I can scan the equations that led up to that one if that is helpful. However, I know that they are correct.

I used the velocities in the y direction at point P, along with the coefficient of restitution, to arrive at an equation for omega(B) which used omega(A) and V(A2Y). I used conservation of inertia in the y direction to arrive at :
V(B2Y) = V(A1Y) - V(A2Y).
Also, the velocities of the centers of mass in the x direction remain unchanged, so V(A1X) = V(A2X) and V(B1X) = V(B2X).

 

[Yafa]

right.
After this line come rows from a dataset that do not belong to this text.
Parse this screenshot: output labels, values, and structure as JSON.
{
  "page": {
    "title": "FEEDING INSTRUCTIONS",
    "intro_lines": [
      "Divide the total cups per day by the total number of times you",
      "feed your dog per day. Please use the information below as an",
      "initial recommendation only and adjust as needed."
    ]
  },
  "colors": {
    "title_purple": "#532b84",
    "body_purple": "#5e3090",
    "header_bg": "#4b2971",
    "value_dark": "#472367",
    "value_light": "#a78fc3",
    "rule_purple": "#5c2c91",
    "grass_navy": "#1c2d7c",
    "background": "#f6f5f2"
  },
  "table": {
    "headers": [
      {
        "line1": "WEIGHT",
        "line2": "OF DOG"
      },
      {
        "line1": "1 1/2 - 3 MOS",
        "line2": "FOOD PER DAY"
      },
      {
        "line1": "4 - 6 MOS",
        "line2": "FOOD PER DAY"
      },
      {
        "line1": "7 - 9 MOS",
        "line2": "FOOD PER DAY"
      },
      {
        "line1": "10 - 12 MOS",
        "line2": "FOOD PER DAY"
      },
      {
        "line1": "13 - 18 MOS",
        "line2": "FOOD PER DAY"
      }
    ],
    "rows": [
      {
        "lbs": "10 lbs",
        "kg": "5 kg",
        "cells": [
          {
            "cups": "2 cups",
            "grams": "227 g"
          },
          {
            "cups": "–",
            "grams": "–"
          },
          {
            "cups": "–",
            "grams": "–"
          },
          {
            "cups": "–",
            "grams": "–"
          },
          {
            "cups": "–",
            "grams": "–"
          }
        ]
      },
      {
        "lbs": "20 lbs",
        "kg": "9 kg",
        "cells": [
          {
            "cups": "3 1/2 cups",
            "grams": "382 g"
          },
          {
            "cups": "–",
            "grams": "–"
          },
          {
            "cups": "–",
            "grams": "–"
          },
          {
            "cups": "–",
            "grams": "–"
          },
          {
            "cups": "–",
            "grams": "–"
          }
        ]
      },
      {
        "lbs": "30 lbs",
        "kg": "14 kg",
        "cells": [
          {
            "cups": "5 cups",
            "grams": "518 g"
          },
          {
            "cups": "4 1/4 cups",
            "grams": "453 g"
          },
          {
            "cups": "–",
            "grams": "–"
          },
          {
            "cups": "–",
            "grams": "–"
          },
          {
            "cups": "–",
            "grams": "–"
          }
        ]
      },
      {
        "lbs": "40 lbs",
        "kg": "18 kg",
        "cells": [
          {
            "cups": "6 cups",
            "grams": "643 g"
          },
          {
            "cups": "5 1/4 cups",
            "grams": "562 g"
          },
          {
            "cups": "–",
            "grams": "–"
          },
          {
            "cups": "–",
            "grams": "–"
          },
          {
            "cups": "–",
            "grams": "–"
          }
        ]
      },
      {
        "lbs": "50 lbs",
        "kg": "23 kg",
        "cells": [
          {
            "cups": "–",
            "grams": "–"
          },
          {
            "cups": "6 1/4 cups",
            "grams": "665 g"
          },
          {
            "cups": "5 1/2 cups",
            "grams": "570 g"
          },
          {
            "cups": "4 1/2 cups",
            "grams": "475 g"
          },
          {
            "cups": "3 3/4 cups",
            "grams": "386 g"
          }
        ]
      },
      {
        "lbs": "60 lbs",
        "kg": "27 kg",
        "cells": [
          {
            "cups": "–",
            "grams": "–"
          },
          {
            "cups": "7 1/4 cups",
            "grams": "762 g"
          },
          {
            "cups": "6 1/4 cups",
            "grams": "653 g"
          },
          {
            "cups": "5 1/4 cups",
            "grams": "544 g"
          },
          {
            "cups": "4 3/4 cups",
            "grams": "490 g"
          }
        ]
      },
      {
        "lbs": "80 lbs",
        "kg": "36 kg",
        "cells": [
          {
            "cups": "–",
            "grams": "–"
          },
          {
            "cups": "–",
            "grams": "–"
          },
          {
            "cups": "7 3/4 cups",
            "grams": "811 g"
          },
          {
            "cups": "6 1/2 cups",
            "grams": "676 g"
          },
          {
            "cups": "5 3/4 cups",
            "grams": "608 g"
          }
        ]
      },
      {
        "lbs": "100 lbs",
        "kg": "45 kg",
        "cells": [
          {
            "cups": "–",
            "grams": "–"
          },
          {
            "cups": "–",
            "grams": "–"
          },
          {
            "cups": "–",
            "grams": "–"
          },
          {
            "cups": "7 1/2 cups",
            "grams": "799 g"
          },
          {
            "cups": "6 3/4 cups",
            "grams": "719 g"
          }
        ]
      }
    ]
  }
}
Have you tried using the relative velocity equations?

V(A2) = V(P2) + V(P/A2)

V(P/A2) = r (P/A) X omega (P/A)

since they are rigid bodies, then omega (P/A) should be the same omega for the entire body...

 

[Yafa]

you could also try to get V(A) by using the parallel axis theorem and working backwards to get it. Find I about P, then work backwards from there.

 

[trogtothedor]

Yes I did that. I had velocities at P in the equation relating to the coefficient of restitution, then i substituted values of the velocity at A in order to remove those unknowns, which left me with V(A2Y).

 

[trogtothedor]

and omega(A)

 

[Yafa]

OK, I'm thinking that the I.C.R. must be perpindicular to both velocity vectors for the body correct? If you look at the direction of the velocity of P on A just after the collision, there is only one way to draw a perpindicular line to that vector so that you could draw another perpindicular vector with its tail at A. If you tool around with some trig, I bet you could find V(A) using I.C.R.

 

[trogtothedor]

I was trying to do that but kept ending up with nonsense or arriving at the same equations i already had.

 

[Yafa]

do you have V(by)?

 

[Yafa]

If you have V(bpy), that should be equal to and opposite the impulse applied to point p on A. Use the principle of impulse and momentum to find omega(A)

 

[trogtothedor]

Do you mean after impact? I solved for V(B2Y) in terms of the initial and post-collision velocities of A. I'm not exactly sure how to set up the equation that you're taking about

 

[Yafa]

mv + integral of F dt from t=0 to t=t is equal to mv final. Since V(bp1y) is zero and V(bp2y) is known, V(bp2y) must equal the vertical component of impulse (integral of Fdt).

Then use H(A1) + integral of Mdt from t=0 to t equals H(A2). H(A1) = 0 since it isn't rotating, so integral Mdt = H(A2) = I(A)omega, where M = impulse in the y direction times the horizontal distance from A to p.

 

[Yafa]

More generally, the integral of the sum of all the forces acting on the body over time is equal to the net change in momentum. This can be broken down into component vectors.

integral of sigma Fdt = delta G

Likewise, the integral of all the moments applied over time is equal to the net change in angular momentum.

integral of sigma Mdt = delta H(about G)

 

[Yafa]

I*omega is also equal to r X mv.

 

[trogtothedor]

Thank you for you're assistance, but now I am stuck on one final element. I am unsure whether or not I have the correct angular impulse equation about point p. Should it be : m(ra X Va1) + m(rb X Vb1) = I*omega(a) + I*omega(b) + m(ra X Va2) + m(rb X Vb2) ?

 

[trogtothedor]

Sorry for being so lost. Our book has nothing near as complex as this problem and the most difficult example we solved in class was a simple rod with a fixes point of rotation.

 

[trogtothedor]

When I plug the values given to us as the answers into that equation, it does not work. I don't know if the values could be wrong, which they have been in the past, or if I did not set up my angular impulse equation correctly.

 

[Yafa]

I think you have to treat each body separately. you have a net loss of energy since your coefficient of restitution is less than 1. You should break up the collision into 3 parts. Find the energy before, the change during, and the energy after the collision.

Check this out, it should be of some assistance. http://www.myphysicslab.com/collision.html

Scroll all the way down near the bottom of the page.

 

[trogtothedor]

I understand that there is energy loss. However, momentum is conserved I thought... which is why conservation of momentum is applied. If that's the case then I don't understand why you can't apply conservation of angular momentum to point P and treat the cars as an entire system.